Wot's this, then? Ellen was at best "low-key" and at worst "tacky"? She did an awesome job hosting the Oscars! She was a delight every time she was onscreen. Her bits in the crowd were ten times better than Chris Rock's/Jon Stewart's shoehorned schtick was in the past two years. I have to say that Ellen was a high water mark for the ceremony, ranking amongst Steve Martin's and Billy Crystal's best efforts. Certainly, she kicked Whoopi's ass.

I had the awards mostly right, only losing my way on "The Departed" for Best Adapted Screenplay and Alan Arkin for Best Supporting Actor.

Arkin? What the shit?

Did anyone see this movie? He was in it for fifteen minutes. In that time he ate friend chicken, snorted heroin, growled, and died. Herloh!? Anyone out there? In a weak-ass flick, his might well have been the least rendered role of them all. But then again, me and Ken Watanabe are sick and tired of all things "Little Miss Sunshine."

Note to Laura Ziskin -- fewer montages in the first three hours, and mo' awards.

Saturday, February 24, 2007

Prognostication

People are saying the Gay Super Bowl is hard to handicap this year? Bullshit, I retort. Watch me ace this fucker:

Best Picture: The Departed

Best Director: Martin Scorsese

Best Actor: Forest Whitaker

Best Actress: Helen Mirren

Best Supporting Actor: Eddie Murphy

Best Supporting Actress: Jennifer Hudson

Best Original Screenplay: Little Miss Sunshine

Best Adapted Screenplay: Borat - Cultural Learnings of America for Make Benefit Glorious Nation of Kazakhstan

Best Animated Film: Cars

Best Cinematography: Pan's Labyrinth

Unlike past years, the fields seem more locked-in than ever before. The so-called "wide open races" that people are predicting are a fantasy. In fact, the one race I'll say there could be haziness is Best Actor, because of the massive sympathy that Peter O'Toole will garner in this one.

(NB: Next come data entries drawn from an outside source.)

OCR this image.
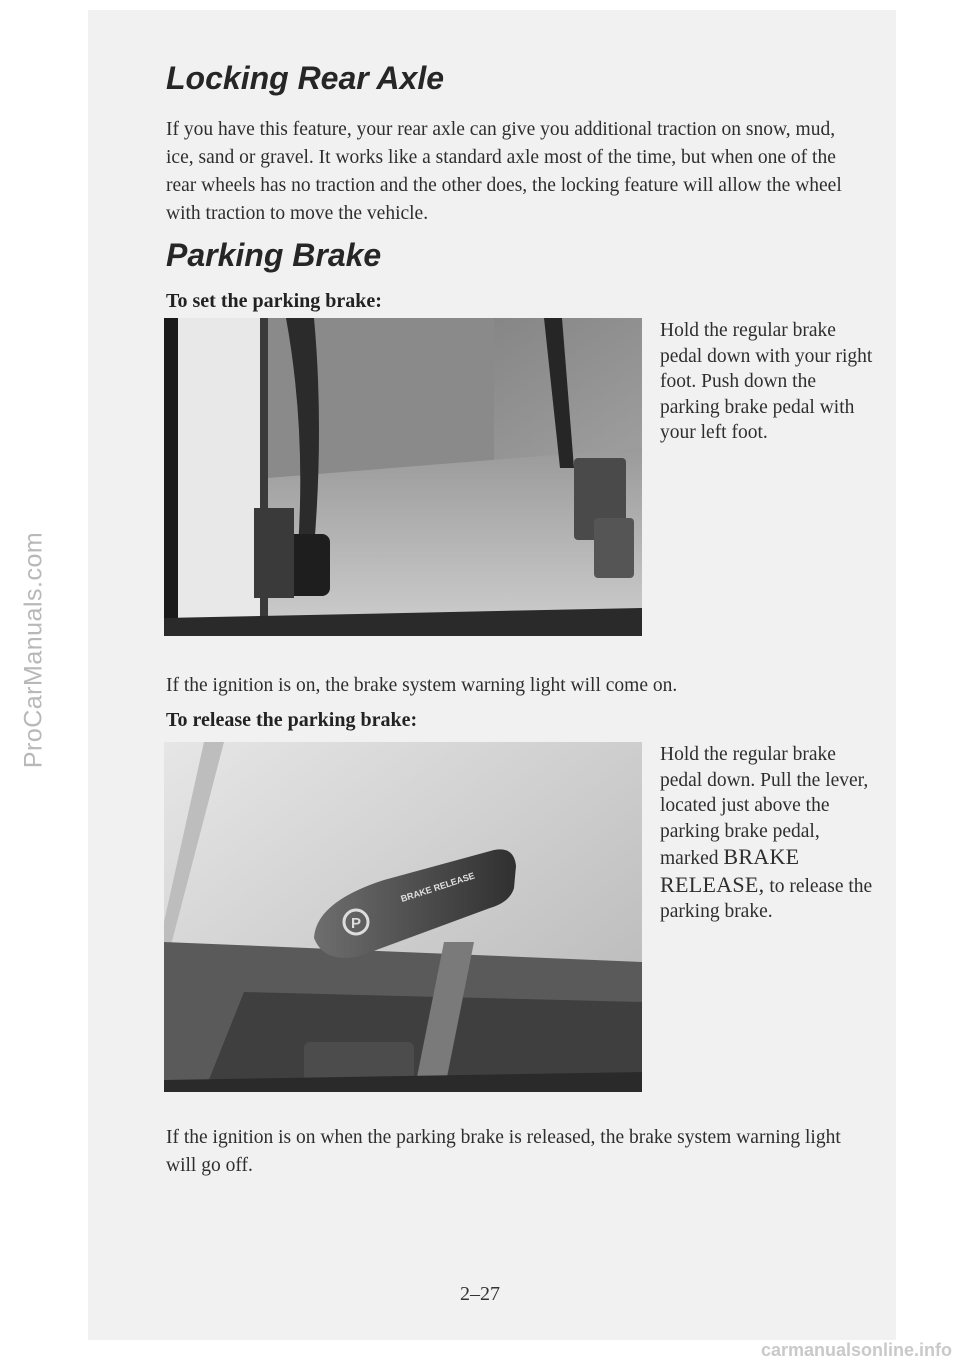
ProCarManuals.com
Locking Rear Axle

If you have this feature, your rear axle can give you additional traction on snow, mud, ice, sand or gravel. It works like a standard axle most of the time, but when one of the rear wheels has no traction and the other does, the locking feature will allow the wheel with traction to move the vehicle.

Parking Brake

To set the parking brake:

Hold the regular brake pedal down with your right foot. Push down the parking brake pedal with your left foot.

If the ignition is on, the brake system warning light will come on.

To release the parking brake:

P
BRAKE RELEASE

Hold the regular brake pedal down. Pull the lever, located just above the parking brake pedal, marked BRAKE RELEASE, to release the parking brake.

If the ignition is on when the parking brake is released, the brake system warning light will go off.

2–27
carmanualsonline.info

Other than that, we can compare scorecards Monday morning. Good luck Ellen!

Monday, February 12, 2007

Interlude

Konichiwa! I am Ken Watanabe, an actor who you may recognize from such films as "Tampopo," "Batman Begins," "The Last Samurai," and the Oscar-nominated "Letters from Iwo Jima." It is great to be having an impact on the films of the United States, a place which has given such inspiration in my life. I love the films of America, from Gary Cooper and Clark Gable all the way up to Billy Wilder, Spike Lee, and Francis Ford Coppola. I attribute my own success in film to those first motion pictures I watched in the Niigata prefecture of my childhood -- the attraction was inescapable, and my destiny writ. I am now here doing what I have always dreamt of, this humble child of a working-class family in Japan.

All of this is prelude to the wonderment I'm filled with -- no wait, perhaps that is not the best word. My English is still very new. I mean to say, bewilderment over the Academy Award nomination of the recent motion picture "Little Miss Sunshine." This, I cannot understand. I have watched this film, as a screener given to me by the Academy, and all I can say is that if this is what makes an Oscar-worthy picture in the minds of voters perhaps they should wait for the sequel to "Dude, Where's My Car?" At least that holds up under the scrutiny of repeat viewings. I have started watching many American television programs ever since I purchased a home for myself in California, and while I enjoy thirty minutes of slapstick and broad humor as rendered by Charlie Sheen, I have no wish to see such things stretched into a feature-length format. Where is the human drama? Here, there is only melodrama. Where is the character? I see only caricature. To think, the film "Dreamgirls" would most likely have been nominated otherwise. I have developed an appreciation for curvy black women since moving to Los Angeles, especially those who have failed to compete at the highest levels of your televised talent contests.

Perhaps my next film project will pair me with that American film favorite Madea, another voluminous black woman who stirs my blood. This might also have a fair chance of Oscar success, provided a great deal of the picture features she and myself pushing a yellow automobile in hopes of starting the engine.